Why startups we wondered?
“We both (partner John Roberts) have had a lot of fun, that’s where the most fruitful experiences in our careers have been…it’s where we’ve both developed our experience and expertise. It’s been my exclusive focus since the mind 90’s and while there were a lot of law firms in this town doing tech stuff in the late 90’s during the boom days, after the crash, many of these firms cannot practice it to the degree that we do for the price that we do . There’s a market opportunity at our level.”
Harold shares with us his thoughts about what a startup company needs to do when starting and considering raising debt or equity financing; we’ve outlined the takeaways below:
When Choosing the Right Entity and Capital Structure-
- Startups should create a legal entity (opposed to a sole proprietorship) to: (a) limit liability, (b) have a vehicle for growth/transfer and (c) define a management structure.
- The choice of an LLC or a Corporation will depend on business aspirations (lifestyle, modest exit, or huge win?) and type of investment capital needed (F&F, Angel, VC). New Counsel frequently recommends LLC for various reasons-including the tax advantages, whereas “losses” can appeal to accredited investors.

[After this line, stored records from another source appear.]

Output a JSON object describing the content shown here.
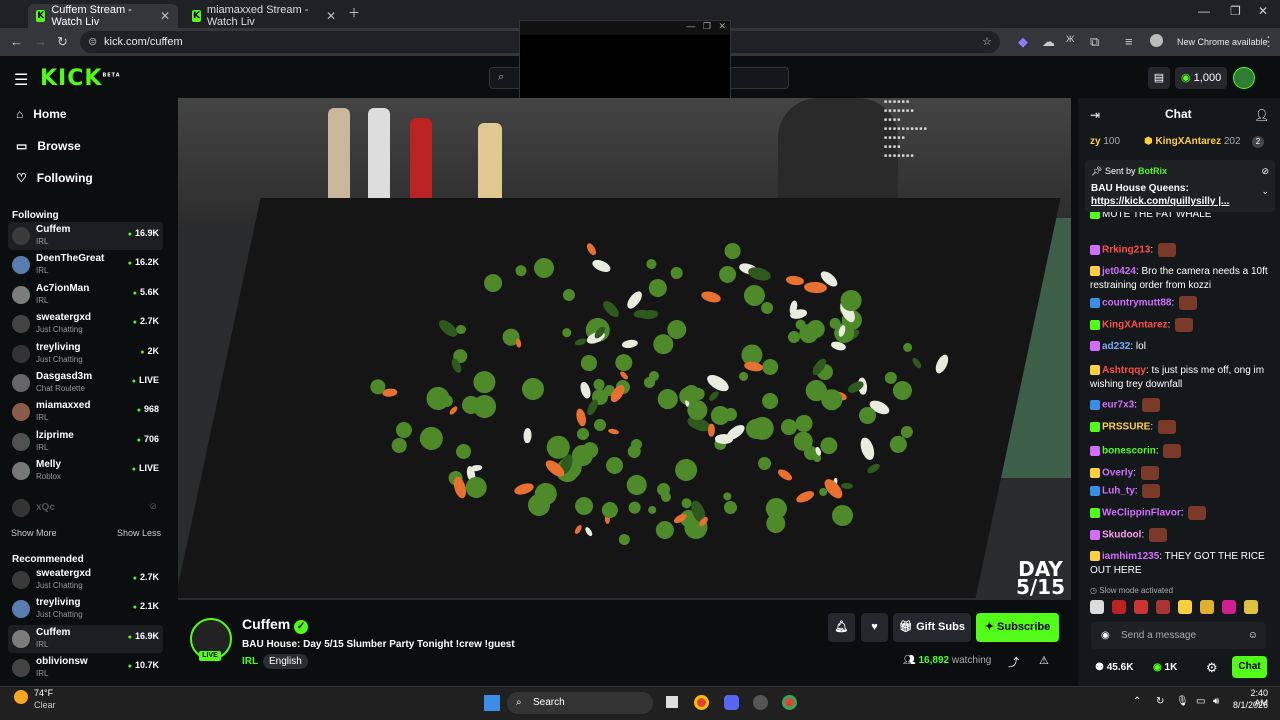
{
  "browser": {
    "tabs": [
      {
        "title": "Cuffem Stream - Watch Liv",
        "active": true
      },
      {
        "title": "miamaxxed Stream - Watch Liv",
        "active": false
      }
    ],
    "url": "kick.com/cuffem",
    "new_chrome": "New Chrome available"
  },
  "header": {
    "logo": "KICK",
    "logo_tag": "BETA",
    "coins": "1,000"
  },
  "sidebar": {
    "nav": [
      {
        "label": "Home",
        "icon": "home-icon"
      },
      {
        "label": "Browse",
        "icon": "browse-icon"
      },
      {
        "label": "Following",
        "icon": "heart-icon"
      }
    ],
    "following_title": "Following",
    "following": [
      {
        "name": "Cuffem",
        "category": "IRL",
        "viewers": "16.9K"
      },
      {
        "name": "DeenTheGreat",
        "category": "IRL",
        "viewers": "16.2K"
      },
      {
        "name": "Ac7ionMan",
        "category": "IRL",
        "viewers": "5.6K"
      },
      {
        "name": "sweatergxd",
        "category": "Just Chatting",
        "viewers": "2.7K"
      },
      {
        "name": "treyliving",
        "category": "Just Chatting",
        "viewers": "2K"
      },
      {
        "name": "Dasgasd3m",
        "category": "Chat Roulette",
        "viewers": "LIVE"
      },
      {
        "name": "miamaxxed",
        "category": "IRL",
        "viewers": "968"
      },
      {
        "name": "lziprime",
        "category": "IRL",
        "viewers": "706"
      },
      {
        "name": "Melly",
        "category": "Roblox",
        "viewers": "LIVE"
      }
    ],
    "offline": "xQc",
    "show_more": "Show More",
    "show_less": "Show Less",
    "recommended_title": "Recommended",
    "recommended": [
      {
        "name": "sweatergxd",
        "category": "Just Chatting",
        "viewers": "2.7K"
      },
      {
        "name": "treyliving",
        "category": "Just Chatting",
        "viewers": "2.1K"
      },
      {
        "name": "Cuffem",
        "category": "IRL",
        "viewers": "16.9K"
      },
      {
        "name": "oblivionsw",
        "category": "IRL",
        "viewers": "10.7K"
      }
    ]
  },
  "video": {
    "day_label": "DAY",
    "day_count": "5/15"
  },
  "stream": {
    "name": "Cuffem",
    "live": "LIVE",
    "title": "BAU House: Day 5/15 Slumber Party Tonight !crew !guest",
    "category": "IRL",
    "language": "English",
    "gift_subs": "Gift Subs",
    "subscribe": "Subscribe",
    "viewers": "16,892",
    "watching": "watching"
  },
  "chat": {
    "title": "Chat",
    "top_gifters": [
      {
        "name": "zy",
        "count": "100"
      },
      {
        "name": "KingXAntarez",
        "count": "202"
      }
    ],
    "pinned": {
      "sent_by": "Sent by",
      "bot": "BotRix",
      "text": "BAU House Queens:",
      "link": "https://kick.com/quillysilly |..."
    },
    "messages": [
      {
        "user": "",
        "text": "MUTE THE FAT WHALE",
        "color": "#ffffff"
      },
      {
        "user": "Rrking213",
        "text": "",
        "color": "#ff4d4d"
      },
      {
        "user": "jet0424",
        "text": "Bro the camera needs a 10ft restraining order from kozzi",
        "color": "#d36dff"
      },
      {
        "user": "countrymutt88",
        "text": "",
        "color": "#d36dff"
      },
      {
        "user": "KingXAntarez",
        "text": "",
        "color": "#ff4d4d"
      },
      {
        "user": "ad232",
        "text": "lol",
        "color": "#7aa7ff"
      },
      {
        "user": "Ashtrqqy",
        "text": "ts just piss me off, ong im wishing trey downfall",
        "color": "#ff4d4d"
      },
      {
        "user": "eur7x3",
        "text": "",
        "color": "#d36dff"
      },
      {
        "user": "PRSSURE",
        "text": "",
        "color": "#ffcf40"
      },
      {
        "user": "bonescorin",
        "text": "",
        "color": "#53fc18"
      },
      {
        "user": "Overly",
        "text": "",
        "color": "#d36dff"
      },
      {
        "user": "Luh_ty",
        "text": "",
        "color": "#d36dff"
      },
      {
        "user": "WeClippinFlavor",
        "text": "",
        "color": "#d36dff"
      },
      {
        "user": "Skudool",
        "text": "",
        "color": "#ff9ef5"
      },
      {
        "user": "iamhim1235",
        "text": "THEY GOT THE RICE OUT HERE",
        "color": "#d36dff"
      }
    ],
    "slow_mode": "Slow mode activated",
    "placeholder": "Send a message",
    "points": "45.6K",
    "kick_points": "1K",
    "chat_button": "Chat"
  },
  "taskbar": {
    "weather_temp": "74°F",
    "weather_desc": "Clear",
    "search": "Search",
    "time": "2:40 AM",
    "date": "8/1/2026"
  }
}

- Have the dilution conversation with your partners early on with less focus on ownership interest and more thought to capitalization structure and price per share. In other words, create a capital structure defined by ownership in shares or units, rather than percentages, know that dilution is inevitable when fundraising but look for an increase in per share price as the overall value of the business increases.
- Develop a capitalization plan, e.g “if we execute on the plan, we will need to raise $XM in funding in 3 to 4 rounds” etc.
Respecting the business entity-
- Hire an accountant who is experienced with early stage businesses and relevant tax issues, and your industry if possible.
- Investors require a whole new level or record keeping, organization and discipline.
- Best form of risk management with securities is regular and clear communication with investors.
- All debt and equity offerings are subject to federal and state securities laws, period.
- Find an attorney to “ground you” on the relevant securities laws.
- You need to have a sales process that complies with securities laws, but that is also tailored to your capital needs.
- As you take on more investors and less sophisticated investors more process and formality is required. Know the rules of the game!